The Light Between Oceans

Year by year, season by season, Hollywood has gotten better and better at churning out soapy, breathy prestige movies constructed just handsomely enough to cover up their seams. Partly, that’s a mark of experience: Think of the last two years’ worth of Academy and Golden Globe nominations, especially Eddie Redmayne vehicles like The Danish Girl or The Theory of Everything, movies soaked in rich production values and cut from consumer-safe foreign cloth that make melodrama out of human struggle. (Go back further if you like. You’ll find The Queen, Atonement, La Vie en rose, Anna Karenina, Quartet, the remainder of Tom Hooper’s post-2010 output, and more and worse.)
The biz has been making movies under this brand for years. It’s only natural the brand should improve in aesthetics, if not in content. Putting Derek Cianfrance in charge of such a film, then, feels like good logic, and thus we have The Light Between Oceans, an adaptation of an Australian writer M.L. Stedman’s debut novel, which possibly reads less disjointedly on the page than it does on screen. Cianfrance prefers to crush hearts rather than just draw tears: Blue Valentine, his first film, aims for the ventricles, while his follow-up, 2012’s The Place Beyond the Pines, tries to smother souls. Both are complex quasi-tragedies that buckle under the weight of their author’s ambitions—and it’s true of The Light Between Oceans too. You get the sense that Cianfrance wants us to applaud it just for having great aspirations.
The good: The film often looks lovely. But all of that loveliness is a cover for a creaky narrative. Cianfrance’s plot commences when war veteran Tom Sherbourne (Michael Fassbender) takes a position as a lighthouse keeper off the Western Australian coast, intent on separating himself from society for society’s sake. Men like Tom are catnip to women like Isabel (Alicia Vikander), who falls for the battle-scarred soldier after meeting him on the mainland on fewer than a handful of occasions and exchanging a stack of letters. (It is remarkable how fast the studio system has pigeonholed Vikander as a love interest for tormented men in their awards bait. She’s the Manic Prestige Dream Girl.)

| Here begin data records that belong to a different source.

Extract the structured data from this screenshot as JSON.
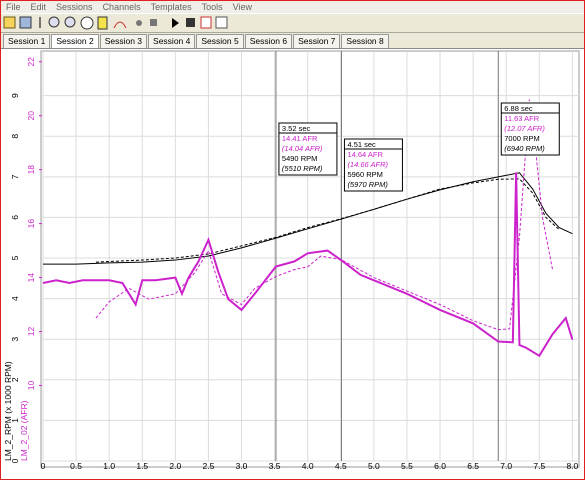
{
  "menu": [
    "File",
    "Edit",
    "Sessions",
    "Channels",
    "Templates",
    "Tools",
    "View"
  ],
  "tabs": [
    "Session 1",
    "Session 2",
    "Session 3",
    "Session 4",
    "Session 5",
    "Session 6",
    "Session 7",
    "Session 8"
  ],
  "chart": {
    "ylabel": "LM_2_RPM (x 1000 RPM)",
    "y2label": "LM_2_02 (AFR)",
    "xlim": [
      0,
      8.1
    ],
    "xticks": [
      0,
      0.5,
      {
        "value": 1,
        "label": "1.0"
      },
      1.5,
      {
        "value": 2,
        "label": "2.0"
      },
      2.5,
      {
        "value": 3,
        "label": "3.0"
      },
      3.5,
      {
        "value": 4,
        "label": "4.0"
      },
      4.5,
      {
        "value": 5,
        "label": "5.0"
      },
      5.5,
      {
        "value": 6,
        "label": "6.0"
      },
      6.5,
      {
        "value": 7,
        "label": "7.0"
      },
      7.5,
      {
        "value": 8,
        "label": "8.0"
      }
    ],
    "ylim": [
      0,
      10.1
    ],
    "yticks": [
      0,
      1,
      2,
      3,
      4,
      5,
      6,
      7,
      8,
      9
    ],
    "y2lim": [
      7.2,
      22.4
    ],
    "y2ticks": [
      10,
      12,
      14,
      16,
      18,
      20,
      22
    ],
    "rpm_color": "#000000",
    "afr_color": "#cc22cc",
    "series": [
      {
        "axis": "y",
        "dash": false,
        "x": [
          0,
          0.5,
          1.0,
          1.5,
          2.0,
          2.5,
          3.0,
          3.52,
          4.0,
          4.51,
          5.0,
          5.5,
          6.0,
          6.5,
          6.88,
          7.2,
          7.4,
          7.6,
          7.8,
          8.0
        ],
        "values": [
          4.85,
          4.85,
          4.88,
          4.9,
          4.95,
          5.05,
          5.25,
          5.49,
          5.72,
          5.96,
          6.2,
          6.45,
          6.68,
          6.88,
          7.0,
          7.1,
          6.7,
          6.1,
          5.75,
          5.6
        ]
      },
      {
        "axis": "y",
        "dash": true,
        "x": [
          0.8,
          1.5,
          2.0,
          2.5,
          3.0,
          3.52,
          4.0,
          4.51,
          5.0,
          5.5,
          6.0,
          6.5,
          6.88,
          7.2,
          7.4,
          7.6,
          7.8
        ],
        "values": [
          4.9,
          4.95,
          5.0,
          5.1,
          5.3,
          5.51,
          5.75,
          5.97,
          6.2,
          6.45,
          6.7,
          6.85,
          6.94,
          6.95,
          6.6,
          6.0,
          5.7
        ]
      },
      {
        "axis": "y2",
        "dash": false,
        "x": [
          0,
          0.2,
          0.4,
          0.6,
          0.8,
          1.0,
          1.2,
          1.4,
          1.5,
          1.7,
          2.0,
          2.1,
          2.2,
          2.35,
          2.5,
          2.65,
          2.8,
          3.0,
          3.2,
          3.52,
          3.8,
          4.0,
          4.3,
          4.51,
          4.8,
          5.0,
          5.5,
          6.0,
          6.5,
          6.88,
          7.1,
          7.15,
          7.2,
          7.3,
          7.5,
          7.7,
          7.9,
          8.0
        ],
        "values": [
          13.8,
          13.9,
          13.8,
          13.9,
          13.9,
          13.9,
          13.8,
          13.0,
          13.9,
          13.9,
          14.0,
          13.4,
          14.0,
          14.6,
          15.4,
          14.2,
          13.2,
          12.8,
          13.4,
          14.41,
          14.6,
          14.9,
          15.0,
          14.64,
          14.1,
          13.9,
          13.4,
          12.8,
          12.3,
          11.63,
          11.6,
          17.9,
          11.5,
          11.4,
          11.1,
          11.9,
          12.5,
          11.7
        ]
      },
      {
        "axis": "y2",
        "dash": true,
        "x": [
          0.8,
          1.0,
          1.3,
          1.6,
          2.0,
          2.3,
          2.5,
          2.7,
          3.0,
          3.2,
          3.52,
          3.8,
          4.0,
          4.2,
          4.51,
          5.0,
          5.5,
          6.0,
          6.5,
          6.88,
          7.05,
          7.2,
          7.35,
          7.45,
          7.55,
          7.7
        ],
        "values": [
          12.5,
          13.1,
          13.6,
          13.2,
          13.4,
          14.2,
          15.0,
          13.4,
          13.0,
          13.6,
          14.04,
          14.3,
          14.4,
          14.8,
          14.66,
          14.0,
          13.5,
          13.0,
          12.4,
          12.07,
          12.1,
          15.5,
          20.6,
          18.6,
          16.2,
          14.3
        ]
      }
    ],
    "cursors": [
      {
        "x": 3.52,
        "time": "3.52 sec",
        "afr": "14.41 AFR",
        "afr_ref": "(14.04 AFR)",
        "rpm": "5490 RPM",
        "rpm_ref": "(5510 RPM)"
      },
      {
        "x": 4.51,
        "time": "4.51 sec",
        "afr": "14.64 AFR",
        "afr_ref": "(14.66 AFR)",
        "rpm": "5960 RPM",
        "rpm_ref": "(5970 RPM)"
      },
      {
        "x": 6.88,
        "time": "6.88 sec",
        "afr": "11.63 AFR",
        "afr_ref": "(12.07 AFR)",
        "rpm": "7000 RPM",
        "rpm_ref": "(6940 RPM)"
      }
    ]
  }
}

They marry in seconds, and she has two miscarriages in only slightly larger a window of time than that. (You’d think The Light Between Oceans would save some perspective for her, but it’s determined to stick with Tom’s self-pitying point of view for unfathomable reasons.) But before grief can swallow Isabel hole, a baby washes ashore on Tom’s island residence, and they quickly adopt the child as their own. About an hour in, the baby’s biological mother, Hannah (Rachel Weisz), appears in their lives and is apprised of the identity of Tom and Isabel’s infant soon after, and, well, you can maybe see what troubles The Light Between Oceans at its core: Cianfrance has to make two movies, or more specifically he has to tell two stories, a feat he hasn’t quite mastered despite the fact that he’s spent most of his career trying to do just that.